Der Literaturbetrieb hat eine Veränderung nötig, finden die Macherinnen von "handverlesen". Bisher gebe es auf den Bühnen und in den Büchern der hörenden Welt zu wenig Platz für Künstler, die mit Gebärdensprache arbeiten. In Videos auf der Website von "handverlesen" bekommt man einen Eindruck, was da bisher fehlt: Zeigefinger und Daumen spreizen sich in einem Gedicht von Laura-Levita Valyte zum "L". Die Gebärdenpoetin führt beide Hände zusammen und formt ein Rechteck vor ihrem Gesicht, dreht es, zieht die Hände wieder auseinander, spielt mit ihrer Mimik, schaut nach oben, nach unten, dreht sich. Dass so Lyrik aussehen kann, ist radikal neu für viele.
"Es ist, glaube ich, gar nicht zu unterschätzen, wie sehr allein schon der Vorschlag, man möge doch Gebärdensprache bitte als Literatur- und Poesie-produzierende Sprache anerkennen und mit hineinnehmen in den Literaturbetrieb und in Büche wie sehr das schon stört!", sagt Katharina Mevissen. "Es mag manche Personen persönlich auch stören, aber es stört vor allem das Denken über Literatur. Weil wir ja in der Schule von klein auf Lesen und Schreiben lernen und Literatur und Text können eben in dieser konventionellen Vorstellung auch nur in der Form stattfinden."
Zu sehen sind im Bild (von links) die tauben Künstler*innen Julia Hroch, Kassandra Wedel, Rafael-Evitan Grombelka und Dawei Ni.
Zu sehen sind im Bild (von links) die tauben Künstler*innen Julia Hroch, Kassandra Wedel, Rafael-Evitan Grombelka und Dawei Ni.© handverlesen

Workshops für taube und hörende Poeten

Um daran etwas zu ändern, haben Katharina Mevissen und Franziska Winkler Workshops organisiert, in denen hörende und taube Lyrikerinnen und Lyriker zusammenarbeiten.
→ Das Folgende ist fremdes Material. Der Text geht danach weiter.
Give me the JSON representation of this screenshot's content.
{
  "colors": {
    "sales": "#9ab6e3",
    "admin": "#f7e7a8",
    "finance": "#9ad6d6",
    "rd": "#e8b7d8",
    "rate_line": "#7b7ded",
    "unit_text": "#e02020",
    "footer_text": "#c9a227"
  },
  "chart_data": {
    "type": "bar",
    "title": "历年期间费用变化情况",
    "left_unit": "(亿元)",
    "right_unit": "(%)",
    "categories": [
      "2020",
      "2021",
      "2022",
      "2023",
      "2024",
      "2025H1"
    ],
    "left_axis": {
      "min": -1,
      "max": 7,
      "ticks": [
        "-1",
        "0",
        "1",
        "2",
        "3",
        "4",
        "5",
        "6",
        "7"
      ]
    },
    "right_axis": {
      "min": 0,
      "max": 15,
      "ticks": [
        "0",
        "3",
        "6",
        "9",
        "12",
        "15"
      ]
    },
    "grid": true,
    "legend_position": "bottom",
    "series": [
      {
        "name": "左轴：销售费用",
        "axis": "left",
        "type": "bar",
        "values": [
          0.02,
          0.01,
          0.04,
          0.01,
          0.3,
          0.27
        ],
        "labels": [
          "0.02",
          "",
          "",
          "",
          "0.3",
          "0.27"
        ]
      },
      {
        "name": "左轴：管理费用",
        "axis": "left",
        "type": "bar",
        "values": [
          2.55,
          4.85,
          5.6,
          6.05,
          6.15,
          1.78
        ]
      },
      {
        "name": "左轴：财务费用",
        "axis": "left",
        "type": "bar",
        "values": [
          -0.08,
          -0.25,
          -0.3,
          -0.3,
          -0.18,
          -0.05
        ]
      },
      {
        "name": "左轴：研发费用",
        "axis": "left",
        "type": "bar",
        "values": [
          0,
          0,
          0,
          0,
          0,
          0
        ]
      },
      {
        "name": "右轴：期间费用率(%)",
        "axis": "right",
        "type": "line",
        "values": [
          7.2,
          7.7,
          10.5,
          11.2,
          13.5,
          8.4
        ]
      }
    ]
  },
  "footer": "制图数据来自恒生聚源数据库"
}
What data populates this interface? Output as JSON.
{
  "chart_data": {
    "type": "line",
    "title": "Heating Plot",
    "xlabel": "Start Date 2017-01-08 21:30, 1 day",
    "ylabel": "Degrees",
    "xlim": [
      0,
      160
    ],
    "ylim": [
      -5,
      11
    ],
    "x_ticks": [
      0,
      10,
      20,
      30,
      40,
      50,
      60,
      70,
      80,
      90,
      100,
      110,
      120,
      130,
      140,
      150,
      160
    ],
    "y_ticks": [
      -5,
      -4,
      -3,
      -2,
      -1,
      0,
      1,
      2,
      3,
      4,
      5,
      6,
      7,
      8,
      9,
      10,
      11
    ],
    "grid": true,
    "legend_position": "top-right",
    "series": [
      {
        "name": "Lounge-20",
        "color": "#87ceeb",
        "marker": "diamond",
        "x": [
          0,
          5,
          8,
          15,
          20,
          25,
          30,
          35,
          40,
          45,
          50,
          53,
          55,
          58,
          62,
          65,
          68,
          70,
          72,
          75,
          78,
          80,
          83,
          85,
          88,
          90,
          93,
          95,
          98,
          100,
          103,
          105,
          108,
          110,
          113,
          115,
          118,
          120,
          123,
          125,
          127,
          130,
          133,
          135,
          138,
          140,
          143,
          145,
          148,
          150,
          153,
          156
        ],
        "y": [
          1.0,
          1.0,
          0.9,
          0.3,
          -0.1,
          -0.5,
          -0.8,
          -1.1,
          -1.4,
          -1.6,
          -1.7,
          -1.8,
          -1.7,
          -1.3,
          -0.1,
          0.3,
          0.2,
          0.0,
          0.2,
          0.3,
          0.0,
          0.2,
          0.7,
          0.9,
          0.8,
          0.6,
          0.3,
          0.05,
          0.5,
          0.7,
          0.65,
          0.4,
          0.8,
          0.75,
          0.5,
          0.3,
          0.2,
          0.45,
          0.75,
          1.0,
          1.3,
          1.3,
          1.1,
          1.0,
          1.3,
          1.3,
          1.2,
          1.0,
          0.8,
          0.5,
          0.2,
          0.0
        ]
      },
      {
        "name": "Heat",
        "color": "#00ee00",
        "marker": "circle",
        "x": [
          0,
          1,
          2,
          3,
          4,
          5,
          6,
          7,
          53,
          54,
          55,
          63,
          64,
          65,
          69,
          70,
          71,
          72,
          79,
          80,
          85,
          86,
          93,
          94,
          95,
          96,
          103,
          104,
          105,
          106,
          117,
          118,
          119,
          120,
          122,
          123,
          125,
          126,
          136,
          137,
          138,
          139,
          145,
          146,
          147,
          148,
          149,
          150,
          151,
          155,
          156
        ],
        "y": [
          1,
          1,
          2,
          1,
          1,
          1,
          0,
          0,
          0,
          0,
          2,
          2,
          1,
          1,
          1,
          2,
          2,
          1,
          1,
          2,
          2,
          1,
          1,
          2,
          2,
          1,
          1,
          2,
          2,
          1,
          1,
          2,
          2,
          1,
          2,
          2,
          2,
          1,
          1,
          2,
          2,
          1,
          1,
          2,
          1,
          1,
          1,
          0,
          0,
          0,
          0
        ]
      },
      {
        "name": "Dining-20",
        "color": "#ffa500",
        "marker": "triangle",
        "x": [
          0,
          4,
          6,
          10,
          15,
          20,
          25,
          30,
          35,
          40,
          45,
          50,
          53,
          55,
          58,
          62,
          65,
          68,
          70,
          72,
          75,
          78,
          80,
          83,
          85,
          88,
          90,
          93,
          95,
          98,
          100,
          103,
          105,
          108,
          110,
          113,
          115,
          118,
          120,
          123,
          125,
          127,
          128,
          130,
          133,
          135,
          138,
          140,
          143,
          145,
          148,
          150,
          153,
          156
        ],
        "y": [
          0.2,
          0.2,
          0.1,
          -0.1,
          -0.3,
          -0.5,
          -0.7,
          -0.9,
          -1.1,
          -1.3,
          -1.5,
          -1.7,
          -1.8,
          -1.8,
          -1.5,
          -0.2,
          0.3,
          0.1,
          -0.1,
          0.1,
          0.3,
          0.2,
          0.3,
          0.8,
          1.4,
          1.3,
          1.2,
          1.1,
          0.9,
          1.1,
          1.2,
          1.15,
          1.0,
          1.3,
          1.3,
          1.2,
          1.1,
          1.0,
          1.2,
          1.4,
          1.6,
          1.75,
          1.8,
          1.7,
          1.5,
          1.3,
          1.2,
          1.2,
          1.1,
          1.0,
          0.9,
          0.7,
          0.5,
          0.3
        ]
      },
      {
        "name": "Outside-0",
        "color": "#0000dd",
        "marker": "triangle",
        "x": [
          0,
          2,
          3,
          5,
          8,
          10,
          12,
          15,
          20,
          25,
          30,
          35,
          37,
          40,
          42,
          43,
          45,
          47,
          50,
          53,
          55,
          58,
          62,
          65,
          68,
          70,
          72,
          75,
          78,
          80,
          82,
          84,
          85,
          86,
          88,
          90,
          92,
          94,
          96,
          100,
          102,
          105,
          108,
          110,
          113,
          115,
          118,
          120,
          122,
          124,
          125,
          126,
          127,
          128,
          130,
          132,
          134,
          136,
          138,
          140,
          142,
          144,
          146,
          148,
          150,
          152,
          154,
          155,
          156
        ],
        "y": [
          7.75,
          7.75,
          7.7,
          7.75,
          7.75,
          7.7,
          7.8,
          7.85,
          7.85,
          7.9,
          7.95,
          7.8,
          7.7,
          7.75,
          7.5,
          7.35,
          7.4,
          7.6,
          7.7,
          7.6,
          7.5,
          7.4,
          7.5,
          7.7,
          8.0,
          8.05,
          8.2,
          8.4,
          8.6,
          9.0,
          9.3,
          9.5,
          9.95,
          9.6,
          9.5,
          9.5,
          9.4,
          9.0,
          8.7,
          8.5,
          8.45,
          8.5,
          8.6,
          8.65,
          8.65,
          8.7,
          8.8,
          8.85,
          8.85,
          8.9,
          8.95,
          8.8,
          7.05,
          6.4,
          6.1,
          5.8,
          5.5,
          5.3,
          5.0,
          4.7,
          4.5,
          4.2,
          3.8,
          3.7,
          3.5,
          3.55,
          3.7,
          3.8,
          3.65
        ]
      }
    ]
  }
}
Zum Beispiel die gehörlose Künstlerin Laura-Levita Valyte. Die Tänzerin und Schauspielerin hat ihr Potential als Gebärden-Poetin erst durch solche Workshops entdeckt. Sie erzählt davon in Gebärdensprache, die wir übersetzt und nachgesprochen haben.
"Ich bin aufgewachsen, ohne Gebärdensprachpoesie zu kennen. Als ich zum ersten Mal davon hörte, war der Gedanke für mich seltsam, dass auch Gebärdensprache poetisch sein kann. Mich hat das aber total interessiert. Nach vielen Workshops kenne ich mich jetzt sehr gut aus."

Raum für Poesie

Die hörende Berliner Lyrikerin Anna Hetzer ist über "handverlesen" zum ersten Mal mit Poesie in Gebärdensprache in Berührung gekommen. Am meisten beeindruckt sie an dieser Kunstform "die Tatsache, dass es eine Poesie ist, die den ganzen Raum nutzt – im Gegensatz zu Lyrik, die im Buch gedruckt ist, die linear funktioniert."
Mithilfe von Gebärdensprach-Dolmetschern haben die Autoren ihre Gedichte gegenseitig übersetzt – von Lautsprache in Gebärden und andersherum. Eine künstlerische Leistung, die weitaus mehr fordert als die Übersetzung etwa eines englischen Gedichts ins Deutsche. Wie überträgt man immer schneller in der Luft trippelnde Zeigefinger, ein verschmitztes Lächeln, eine Drehung des Kopfes in Worte? Eins zu eins lässt sich die Gebärdensprache, in der die tauben Poeten ihre Gedichte konzipieren, nicht verschriftlichen.
"Sie entwickeln das schon als Gebärdensprache", erklärt Franziska Winkler. "Sie machen sich manchmal Notizen. Wir haben auch beim letzten Workshop uns oft ihre Notizen angeguckt, die aber teilweise auch so wirklich aus Linien und Zeichen bestehen."

Dreidimensionale Gedichte

Anna Hetzer hat sich deshalb von den tauben Poeten genau erklären lassen, was sie mit welcher Gebärde ausdrücken wollen. Dann hatte sie einen Zettel voll Notizen und bei der Wortwahl für die Übersetzung des Gebärden-Gedichts freie Hand.
"Ich hatte mich dann diesmal für eine fast rein visuelle Form der Übersetzung entschieden, die gar nicht mehr linear ist, sondern visuell arbeitet durch Texte, die ineinander übergehen, verschachtelt sind, um auch dieser dreidimensionalen Dimension gerecht zu werden."
So haben Anna Hetzers Gedichte noch nie zuvor ausgesehen. Und auch bei den tauben Poeten regt der Austausch Veränderungen an. Damit wirkt "handverlesen" wie ein Katalysator. Neues entsteht auf beiden Seiten: für die Gebärden-Poeten und die schreibenden Lyriker.